Imagine two basketball teams competing against each other. One team rarely plays the sport but brings with them to the game extensive instructions from legendary coach Dean Smith on how to perform in nearly any situation. Their opponents have no such instructions but are in good physical condition, play together regularly, and practice dribbling, passing and shooting—the core skills of the game.
The second team in this scenario is much more likely to be successful because they can respond with agility to the quickly changing pace and situations presented in a game of basketball. Take some of these steps to develop crisis resources, increase flexibility, and hone core skills:
• Ditch the plan and opt for a process. Prior to the Maersk Alabama incident, I, like many PR professionals, had a large binder in a desk drawer that contained my “crisis plan.” While there were some items in that binder that ultimately proved useful, we developed the vast majority of our tactics as the crisis unfolded. Instead of guessing which crises you will experience, determine and document key personnel who need to convene to make decisions in an emergency and develop the templates and resources they will need to communicate rather.
• Practice makes perfect (or at least better). Once you have a crisis process, key contacts and some tools in place, there is no substitute for practicing your response. Hold at least one crisis drill or exercise annually and adjust or update anything that doesn’t work well.
• Build rapport with functional peers. To help avoid friction with functional peers (legal, HR, security) in your organization during the heat of a crisis, take time to establish a relationship with each of them. Discuss, even if only in hypothetical terms, how you would review information for release in a crisis situation, or better yet, involve them in a crisis drill.

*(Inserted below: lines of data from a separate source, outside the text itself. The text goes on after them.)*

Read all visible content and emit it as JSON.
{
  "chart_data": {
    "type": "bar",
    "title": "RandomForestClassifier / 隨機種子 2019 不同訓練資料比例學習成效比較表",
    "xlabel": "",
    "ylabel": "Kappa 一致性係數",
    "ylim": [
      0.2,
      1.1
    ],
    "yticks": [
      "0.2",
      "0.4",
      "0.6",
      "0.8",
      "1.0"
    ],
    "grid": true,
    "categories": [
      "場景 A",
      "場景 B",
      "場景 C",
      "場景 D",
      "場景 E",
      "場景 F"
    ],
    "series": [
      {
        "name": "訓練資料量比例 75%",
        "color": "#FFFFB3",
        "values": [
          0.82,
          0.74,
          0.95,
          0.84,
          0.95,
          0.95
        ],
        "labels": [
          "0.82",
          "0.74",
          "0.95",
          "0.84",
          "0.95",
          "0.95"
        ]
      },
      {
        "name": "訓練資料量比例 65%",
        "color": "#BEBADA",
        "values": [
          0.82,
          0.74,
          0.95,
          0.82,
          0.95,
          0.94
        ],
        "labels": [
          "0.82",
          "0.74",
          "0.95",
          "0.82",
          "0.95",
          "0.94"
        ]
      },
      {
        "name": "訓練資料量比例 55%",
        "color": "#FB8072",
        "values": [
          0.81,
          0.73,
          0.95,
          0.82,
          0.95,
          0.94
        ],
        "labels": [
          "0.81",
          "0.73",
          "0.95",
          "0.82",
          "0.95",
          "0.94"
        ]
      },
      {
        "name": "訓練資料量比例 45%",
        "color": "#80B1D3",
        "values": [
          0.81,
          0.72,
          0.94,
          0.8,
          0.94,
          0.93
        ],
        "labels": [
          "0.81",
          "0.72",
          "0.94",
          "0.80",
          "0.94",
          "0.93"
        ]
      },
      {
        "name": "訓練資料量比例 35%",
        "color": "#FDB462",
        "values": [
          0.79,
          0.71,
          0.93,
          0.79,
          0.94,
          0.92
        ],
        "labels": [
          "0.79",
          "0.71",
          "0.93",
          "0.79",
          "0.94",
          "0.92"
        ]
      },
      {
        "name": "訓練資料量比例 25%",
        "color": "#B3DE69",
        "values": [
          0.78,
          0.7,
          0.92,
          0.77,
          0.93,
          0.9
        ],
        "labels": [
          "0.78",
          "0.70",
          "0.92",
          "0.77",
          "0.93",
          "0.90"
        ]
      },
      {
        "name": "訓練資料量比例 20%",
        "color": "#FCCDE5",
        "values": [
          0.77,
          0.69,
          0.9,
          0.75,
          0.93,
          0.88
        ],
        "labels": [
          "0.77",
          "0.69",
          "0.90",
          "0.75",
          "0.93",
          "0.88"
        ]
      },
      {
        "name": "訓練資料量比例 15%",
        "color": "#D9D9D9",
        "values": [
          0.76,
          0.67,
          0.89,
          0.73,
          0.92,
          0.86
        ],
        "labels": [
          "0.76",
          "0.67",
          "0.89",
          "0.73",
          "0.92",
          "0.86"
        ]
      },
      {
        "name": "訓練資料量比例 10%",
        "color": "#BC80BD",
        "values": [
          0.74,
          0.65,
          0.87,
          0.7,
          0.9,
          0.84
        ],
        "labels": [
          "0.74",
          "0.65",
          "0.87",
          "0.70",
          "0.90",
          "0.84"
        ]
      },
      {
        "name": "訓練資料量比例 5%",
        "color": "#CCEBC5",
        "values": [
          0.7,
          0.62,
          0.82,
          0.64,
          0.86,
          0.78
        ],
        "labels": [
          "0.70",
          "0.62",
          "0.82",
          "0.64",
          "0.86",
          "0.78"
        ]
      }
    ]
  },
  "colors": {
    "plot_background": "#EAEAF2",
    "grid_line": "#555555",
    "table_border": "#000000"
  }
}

• Sharpen your spokespeople. High-stress situations are amplifiers—they bring out the best in skilled communicators and the worst in those that are unprepared. Make sure you help your spokespeople stay sharp with periodic public speaking engagements and on-camera interviews. It’ll make a real difference when they have to address a crowd or a group of media during a crisis, and it will help ensure credibility and resonance for your message.